An der LMU werden Studierende für alle Lehrämter ausgebildet. Dies ermöglicht eine rege Diskussion über die teilweise recht unterschiedlichen Konzepte und Methoden der verschiedenen Schularten. So ist z.B. die Forderung nach Freiarbeit in vielen Grund- und Hauptschulen bereits seit Jahren realisiert, für das Gymnasium und die Realschule aber nach wie vor eine relativ neue Entwicklung. Dies ist ein Beispiel, bei dem die Studierenden voneinander lernen und sich sinnvoll austauschen können. Werden die verschiedenen Lehrämter unter einem Dach ausgebildet, hat dies außerdem den Vorteil, dass die Entscheidung für ein anderes oder ein zusätzliches Lehramtsstudium erleichtert wird.

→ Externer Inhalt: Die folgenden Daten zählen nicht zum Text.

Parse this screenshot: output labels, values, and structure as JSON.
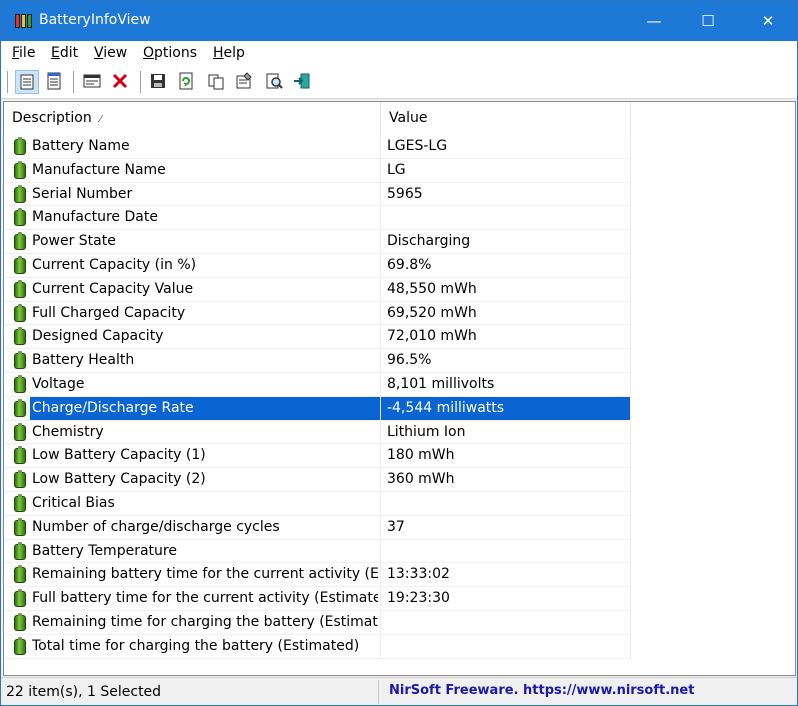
{
  "window": {
    "title": "BatteryInfoView",
    "minimize": "—",
    "maximize": "☐",
    "close": "✕"
  },
  "menu": {
    "items": [
      {
        "label_ul": "F",
        "label_rest": "ile"
      },
      {
        "label_ul": "E",
        "label_rest": "dit"
      },
      {
        "label_ul": "V",
        "label_rest": "iew"
      },
      {
        "label_ul": "O",
        "label_rest": "ptions"
      },
      {
        "label_ul": "H",
        "label_rest": "elp"
      }
    ]
  },
  "toolbar": {
    "icons": [
      "battery-info-mode-icon",
      "battery-log-mode-icon",
      "html-report-icon",
      "delete-icon",
      "save-icon",
      "refresh-icon",
      "copy-icon",
      "properties-icon",
      "find-icon",
      "exit-icon"
    ]
  },
  "columns": {
    "description": "Description",
    "value": "Value"
  },
  "rows": [
    {
      "desc": "Battery Name",
      "value": "LGES-LG"
    },
    {
      "desc": "Manufacture Name",
      "value": " LG"
    },
    {
      "desc": "Serial Number",
      "value": "5965"
    },
    {
      "desc": "Manufacture Date",
      "value": ""
    },
    {
      "desc": "Power State",
      "value": "Discharging"
    },
    {
      "desc": "Current Capacity (in %)",
      "value": "69.8%"
    },
    {
      "desc": "Current Capacity Value",
      "value": "48,550 mWh"
    },
    {
      "desc": "Full Charged Capacity",
      "value": "69,520 mWh"
    },
    {
      "desc": "Designed Capacity",
      "value": "72,010 mWh"
    },
    {
      "desc": "Battery Health",
      "value": "96.5%"
    },
    {
      "desc": "Voltage",
      "value": "8,101 millivolts"
    },
    {
      "desc": "Charge/Discharge Rate",
      "value": "-4,544 milliwatts"
    },
    {
      "desc": "Chemistry",
      "value": "Lithium Ion"
    },
    {
      "desc": "Low Battery Capacity (1)",
      "value": "180 mWh"
    },
    {
      "desc": "Low Battery Capacity (2)",
      "value": "360 mWh"
    },
    {
      "desc": "Critical Bias",
      "value": ""
    },
    {
      "desc": "Number of charge/discharge cycles",
      "value": "37"
    },
    {
      "desc": "Battery Temperature",
      "value": ""
    },
    {
      "desc": "Remaining battery time for the current activity (Esti...",
      "value": "13:33:02"
    },
    {
      "desc": "Full battery time for the current activity (Estimated)",
      "value": "19:23:30"
    },
    {
      "desc": "Remaining time for charging the battery (Estimated)",
      "value": ""
    },
    {
      "desc": "Total  time for charging the battery (Estimated)",
      "value": ""
    }
  ],
  "selected_index": 11,
  "status": {
    "count": "22 item(s), 1 Selected",
    "link": "NirSoft Freeware. https://www.nirsoft.net"
  },
  "colors": {
    "titlebar": "#1e78d6",
    "selection": "#0a64d2",
    "link": "#1a1aaa"
  }
}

Unterrichtspraktische Lehrerausbildung am Beispiel der Seminare zum schulbezogenen Experimentieren

Ein Schwerpunkt der Didaktikausbildung sind die Seminare zum schulbezogenen Experimentieren. Hier lernen die angehenden Physiklehrerinnen und -lehrer den Aufbau und den Einsatz von Schulexperimenten. Inhaltlich werden diese Seminare immer wieder neuen Entwicklungen in der Fachdidaktik angepasst. (So haben z.B. auch Experimente mit Alltagsgeräten und Experimentierzirkel seit einiger Zeit darin ihren Platz.) Ein wesentlicher Teil dieser Seminare besteht darin, dass die Studierenden Unterrichtssequenzen anknüpfend an die zuvor durchgeführten Experimente ausarbeiten und in einer Art Rollenspiel vorführen. Dies gibt den Studierenden die Möglichkeit, sich selbst in der Rolle eines Lehrers oder einer Lehrerin zu erleben. In den Begleitseminaren zu den Seminaren zum schulbezogenen Experimentieren werden dann am konkreten Beispiel alle Facetten, die für die Unterrichtsgestaltung wichtig sind, mit den Studierenden diskutiert. Dies umfaßt neben vielen anderen Aspekten z.B. den Umgang mit Schülervorstellungen, Motivationsprobleme oder geeignete Fragetechniken. Aktuelle Ergebnisse der praxisorientierten Forschungsarbeit am Lehrstuhl fließen auf diese Weise zwanglos in die Ausbildung der Studierenden ein. Von den Studierenden werden die Seminare zum schulbezogenen Experimentieren nicht zuletzt auch deshalb geschätzt, weil sie hier "die Physik noch einmal ganz neu lernen". Eine solche Veranstaltung ist nur möglich, da die LMU über eine umfassende und laufend aktualisierte Sammlung der gängigen Schulgeräte verfügt. Eine gut ausgestattete Werkstatt ermöglicht den Studierenden darüberhinaus den Bau spezieller Unterrichtsmaterialien.

Neue Medien

Ein Schwerpunkt innovativer Ausbildung an der LMU ist der sinnvolle Umgang mit dem Computer im Physikunterricht. An modernen Computern können die Studierenden mit einer umfangreichen Sammlung multimedialer Lernsoftware und verschiedenen an Schulen benutzten Datenerfassungssystemen arbeiten. Seit vielen Jahren werden darüberhinaus Programme für den Physikunterricht am Lehrstuhl selbst erstellt. Einige Softwarepreise zeugen von der langen und erfolgreichen Tradition in diesem Bereich. Aber auch die Nutzung des Internet für das Lernen von Physik sind bereits Gegenstand fachdidaktischer Arbeiten in München. Auch in der Lehre an der Universität werden aktuelle Medienangebote eingesetzt und es werden für die speziellen Bedürfnisse der Lehramtsstudierenden multimediale Studienmaterialien entwickelt und angeboten.

Zulassungsarbeiten

Bei den am Lehrstuhl für Didaktik der Physik bearbeiteten Zulassungsarbeiten erhalten die Studierenden die Möglichkeit, unmittelbar unterrichtsrelevante Fragestellungen zu bearbeiten und sich dabei mit aktuellen Forschungsmethoden und -ergebnissen vertraut zu machen. Das Spektrum der Themen reicht von der Entwicklung und Evaluation von Unterrichtskonzepten über den Bau von Modellen zur Veranschaulichung von Unterrichtsinhalten bis hin zur Entwicklung anspruchsvoller multimedialer Lernsoftware. Besonders wertvoll ist die individuelle und kompetente Unterstützung während dieser wichtigen Ausbildungsphase durch die Mitarbeiter und Mitarbeiterinnen des Lehrstuhls, in deren Forschung die Zulassungsarbeiten häufig direkt eingebunden sind.

Auslandskontakte

Durch die internationalen Kontakte zu anderen Universitäten besteht die Möglichkeit, Teile des Studiums ohne Zeitverlust im Ausland zu absolvieren.